Bad Astronomy

Water on the Moon… kinda

[UPDATE (Sep. 24): The detections are real! I have the details in a followup post.]

Three separate spacecraft have apparently found the presence of water on the Moon… kinda. And by kinda, I mean it’s in very small amounts all over the surface, and that a lot of it is not comprised of a complete molecule of water, but is instead found as a hydroxyl molecule (OH-), a water molecule with a hydrogen atom stripped off.

Let me be clear: the amounts we’re talking about here are pretty small. However, scientists didn’t really expect to see any, so it’s a surprise. Also, the amounts fluctuate in rhythm with the lunar day, so it looks like the Sun has something to do with this - scientists speculate the hydrogen in the solar wind may be blasting the surface of the Moon, freeing oxygen from the rocks there and binding with it to form OH- and water.

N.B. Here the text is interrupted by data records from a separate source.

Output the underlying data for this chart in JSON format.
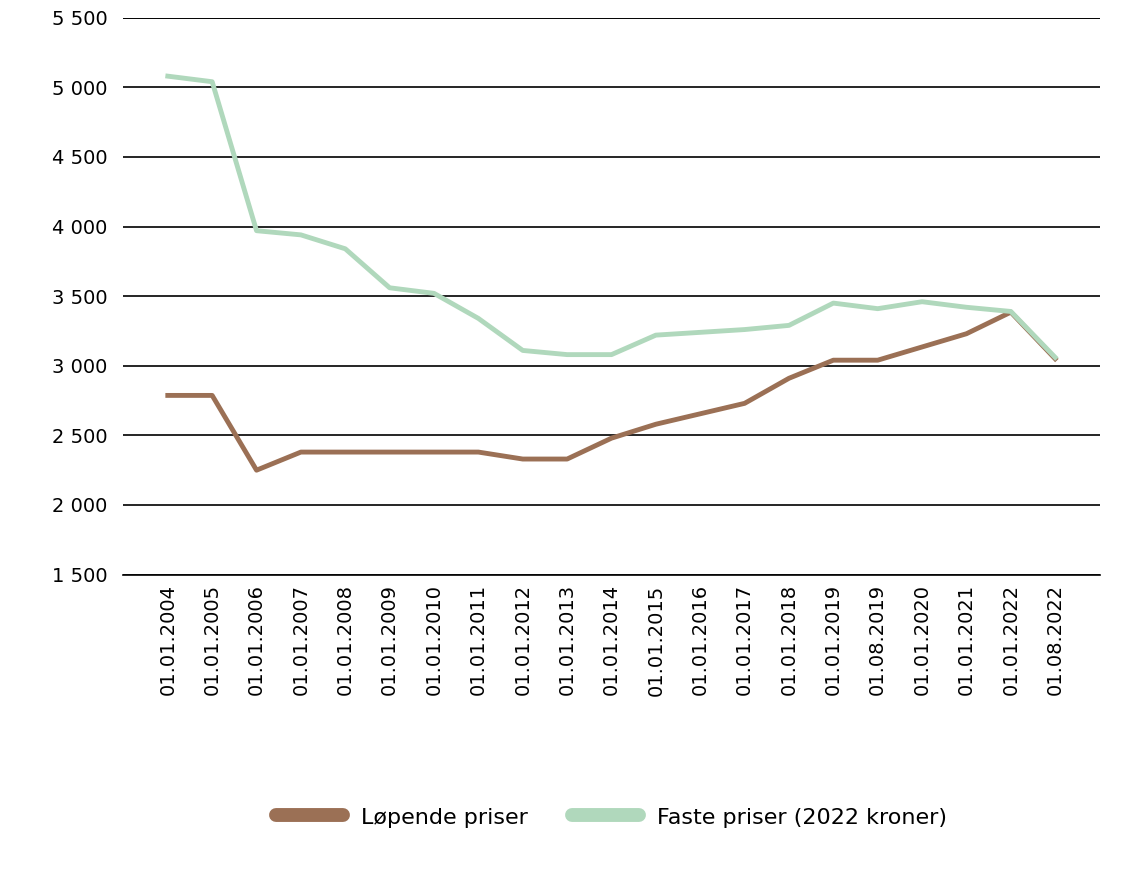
{
  "x_labels": [
    "01.01.2004",
    "01.01.2005",
    "01.01.2006",
    "01.01.2007",
    "01.01.2008",
    "01.01.2009",
    "01.01.2010",
    "01.01.2011",
    "01.01.2012",
    "01.01.2013",
    "01.01.2014",
    "01.01.2015",
    "01.01.2016",
    "01.01.2017",
    "01.01.2018",
    "01.01.2019",
    "01.08.2019",
    "01.01.2020",
    "01.01.2021",
    "01.01.2022",
    "01.08.2022"
  ],
  "lopende_priser": [
    2787,
    2787,
    2250,
    2380,
    2380,
    2380,
    2380,
    2380,
    2330,
    2330,
    2480,
    2580,
    2655,
    2730,
    2910,
    3040,
    3040,
    3135,
    3230,
    3385,
    3050
  ],
  "faste_priser": [
    5080,
    5040,
    3970,
    3940,
    3840,
    3560,
    3520,
    3340,
    3110,
    3080,
    3080,
    3220,
    3240,
    3260,
    3290,
    3450,
    3410,
    3460,
    3420,
    3390,
    3060
  ],
  "lopende_color": "#9B7055",
  "faste_color": "#B0D8BC",
  "line_width": 3.5,
  "ylim": [
    1500,
    5500
  ],
  "yticks": [
    1500,
    2000,
    2500,
    3000,
    3500,
    4000,
    4500,
    5000,
    5500
  ],
  "legend_lopende": "Løpende priser",
  "legend_faste": "Faste priser (2022 kroner)",
  "background_color": "#ffffff",
  "grid_color": "#000000",
  "tick_label_fontsize": 14,
  "legend_fontsize": 16
}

Also, this is not the same as vast deposits of water that we’re still hoping to find locked up in permanently shadowed deep craters. This is spread out all over the Moon’s surface. I imagine it adds up to quite a lot of water, but it would be so thin that mining it from the surface would prove difficult.

You can read about this more at Universe Today. This news was embargoed and supposed to be released on Thursday, but for some reason the news veil was lifted early. I have not been able to find links to the scientific papers about this, nor any original sources – none of the blog or news entries I’ve seen about this link to the sources, and there is no word of this on the NASA, Cassini, Deep Impact, or Chandrayaan-1 websites (those last three are the spacecraft involved with the discovery).

So for now I am taking this news with a modicum of (dissolved) salt, until I hear the press conference tomorrow and get the info directly form the sources. But I’ll report on it then!